Photo by Jeff Baughan The Rev. Elizabeth Campbell Maleke has pastored the First Presbyterian Church of Williamstown and the Waverly Presbyterian Church for the last six years.

WILLIAMSTOWN — The road to the pulpit for the Rev. Elizabeth Campbell Maleke was anything but a short one. And it’s still anything but a quick trip each Sunday to the church she pastors in Williamstown at First Presbyterian.

From the front porch of her Williams Avenue home you can see the steeple of the church. It looks like a short walk but Campbell Maleke’s Sunday morning begins with a 12-minute drive to Waverly to Waverly Presbyterian and then to First Presbyterian. That is, except in the summer when Waverly Presbyterian moves its services to Bethel Presbyterian.

Campbell Maleke pastors two Presbyterian churches which meet in three different buildings over the course of a year. Got that? It’s also her first pastorship after seminary.

“Yes, it can be confusing,” she said. “Until you understand the story behind it.” The story is Waverly merged with Bethel Presbyterian decades ago to form the Waverly/Bethel congregation.

Campbell Maleke pastors at Waverly Presbyterian September-May. The congregation moves its services to Bethel June-August.

“The Waverly church seems to hold the heat better,” she said, “while the Bethel church stays cooler in the summer. It’s weird but it works.”

For six years, Campbell Maleke has been pulling double duty for the two churches. Her journey to the pulpit? Well, you need a road atlas. “Everything started in upstate New York in a town named Spencer, which is really about the size of Williamstown,” she said. “The journey started there when Rev. Burton Huth of the Spencer Federated Church said he thought I would make a fine pastor some day.

“I got to thinking about it and here I sit in a Presbyterian church in Williamstown,” she said. “That conversation got my soul searching for an answer. I was 14 at the time. I hadn’t really gone to church on a regular basis until the sixth grade and two years later, my pastor and I are talking about a career in the ministry.”

She attended a “Youth Theological Initiative” in Atlanta her junior year “which gave me a peek into what seminary would be like,” she said.

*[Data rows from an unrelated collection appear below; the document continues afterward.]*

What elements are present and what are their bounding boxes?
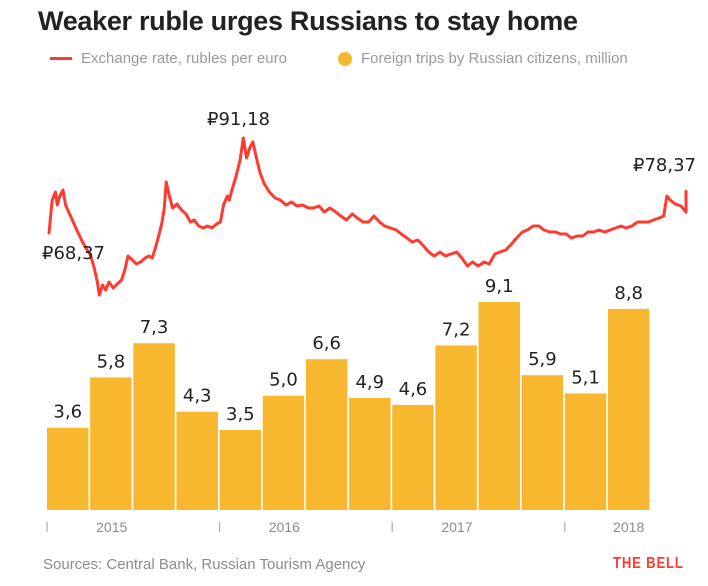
bar bbox=[133, 343, 175, 510]
bar bbox=[521, 375, 564, 510]
bar bbox=[90, 377, 132, 510]
bar-labels: 3,6 5,8 7,3 4,3 3,5 5,0 6,6 4,9 4,6 7,2 9,1 5,9 5,1 8… bbox=[53, 276, 643, 425]
bar-value-label: 3,5 bbox=[226, 404, 255, 425]
legend-item-foreign-trips: Foreign trips by Russian citizens, milli… bbox=[338, 50, 628, 67]
x-tick-label: 2016 bbox=[269, 519, 300, 535]
bar-value-label: 5,8 bbox=[97, 351, 126, 372]
legend: Exchange rate, rubles per euro Foreign t… bbox=[38, 50, 698, 72]
line-annotation-peak: ₽91,18 bbox=[207, 109, 270, 130]
legend-dot-marker bbox=[338, 51, 352, 66]
brand-logo: THE BELL bbox=[613, 555, 684, 572]
bar bbox=[305, 359, 348, 510]
bar bbox=[262, 395, 305, 510]
bar bbox=[564, 393, 607, 510]
bar-value-label: 5,1 bbox=[571, 367, 600, 388]
bar-value-label: 4,3 bbox=[183, 386, 212, 407]
legend-label: Foreign trips by Russian citizens, milli… bbox=[361, 50, 628, 67]
bar-value-label: 9,1 bbox=[485, 276, 514, 297]
bar bbox=[47, 427, 89, 510]
bar-value-label: 4,6 bbox=[399, 379, 428, 400]
bar-value-label: 7,2 bbox=[442, 319, 471, 340]
bar bbox=[607, 308, 650, 510]
bar-value-label: 3,6 bbox=[53, 402, 82, 423]
bar bbox=[392, 404, 434, 510]
source-note: Sources: Central Bank, Russian Tourism A… bbox=[43, 556, 366, 573]
legend-item-exchange-rate: Exchange rate, rubles per euro bbox=[50, 50, 287, 67]
x-tick-label: 2015 bbox=[96, 519, 127, 535]
bar-value-label: 6,6 bbox=[312, 333, 341, 354]
bar-series bbox=[47, 302, 650, 510]
x-axis: 2015 2016 2017 2018 bbox=[46, 519, 644, 535]
bar bbox=[176, 411, 218, 510]
x-tick-label: 2018 bbox=[613, 519, 644, 535]
bar-value-label: 5,9 bbox=[528, 349, 557, 370]
line-series bbox=[47, 136, 688, 297]
bar bbox=[349, 398, 391, 510]
bar bbox=[478, 302, 520, 510]
legend-label: Exchange rate, rubles per euro bbox=[81, 50, 287, 67]
x-tick-label: 2017 bbox=[441, 519, 472, 535]
bar-value-label: 5,0 bbox=[269, 370, 298, 391]
bar bbox=[219, 430, 262, 510]
line-annotation-end: ₽78,37 bbox=[633, 155, 696, 176]
legend-line-marker bbox=[50, 57, 72, 60]
chart-title: Weaker ruble urges Russians to stay home bbox=[38, 6, 578, 36]
exchange-rate-line bbox=[47, 136, 688, 297]
bar-value-label: 7,3 bbox=[140, 317, 169, 338]
bar bbox=[435, 345, 477, 510]
line-annotation-start: ₽68,37 bbox=[42, 243, 105, 264]
bar-value-label: 8,8 bbox=[614, 283, 643, 304]
bar-value-label: 4,9 bbox=[355, 372, 384, 393]
line-annotations: ₽68,37 ₽91,18 ₽78,37 bbox=[42, 109, 696, 264]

After high school graduation, college led her to Davidson College in Davidson, N.C., which is about 20 minutes north of Charlotte. Davidson is a Presbyterian sponsored school.

“I got more involved with the Presbyterian denomination while I was there. I earned a B.A. in religion while I was there,” she said.

Take the map and go from Atlanta to Toronto where she worked with L’Arche Daybreak. “It’s similar to the Arc here,” she said. “I worked with people who had development disabilities. We worked to help them to live within their capabilities. It was ecumenical in faith and we helped there with their faith.”

From Toronto, the line crosses the country to Watsonville, Calif., “where I was a young adult volunteer and youth pastor for a group which was 80 percent Spanish speaking.” She was there for a year before heading to San Francisco Theological Seminary.

The road from San Francisco to Williamstown had a few conditions. “There were two churches in this Presbytery which applied to have a new pastor and part of the condition of getting a church was we had to be willing to go wherever there was a match.

“First Presbyterian happened to be one of those which applied and in order to be able to pastor Williamstown, the candidate had to take Waverly as well,” she said. “I sent them a sermon and we had a match. Here I am.”

What wasn’t in seminary 101 was Campbell Maleke’s use of dressing like biblical characters and delivering a sermon monologue. Naomi was a character of choice last week but she added “I’ve done guys before because there are more males in The Bible than females,” she said. “But there was a Mister Rogers not too long ago,” she laughed.

“Seminary was a four-year-program where we studied Hebrew and Greek and the interpretation of the Old and New testaments,” she said. “We did the exegesis — which is all about putting the person in the passage. It was learning to interpret scriptures as honestly as we can.

“Every pastor has gifts,” she said. “You have to identify your gifts and use those gifts as a pastor. I think my characters help with the effectiveness of my sermons. It’s not every week. Sometimes you preach. Sometimes you teach. But you want to show all Christ.”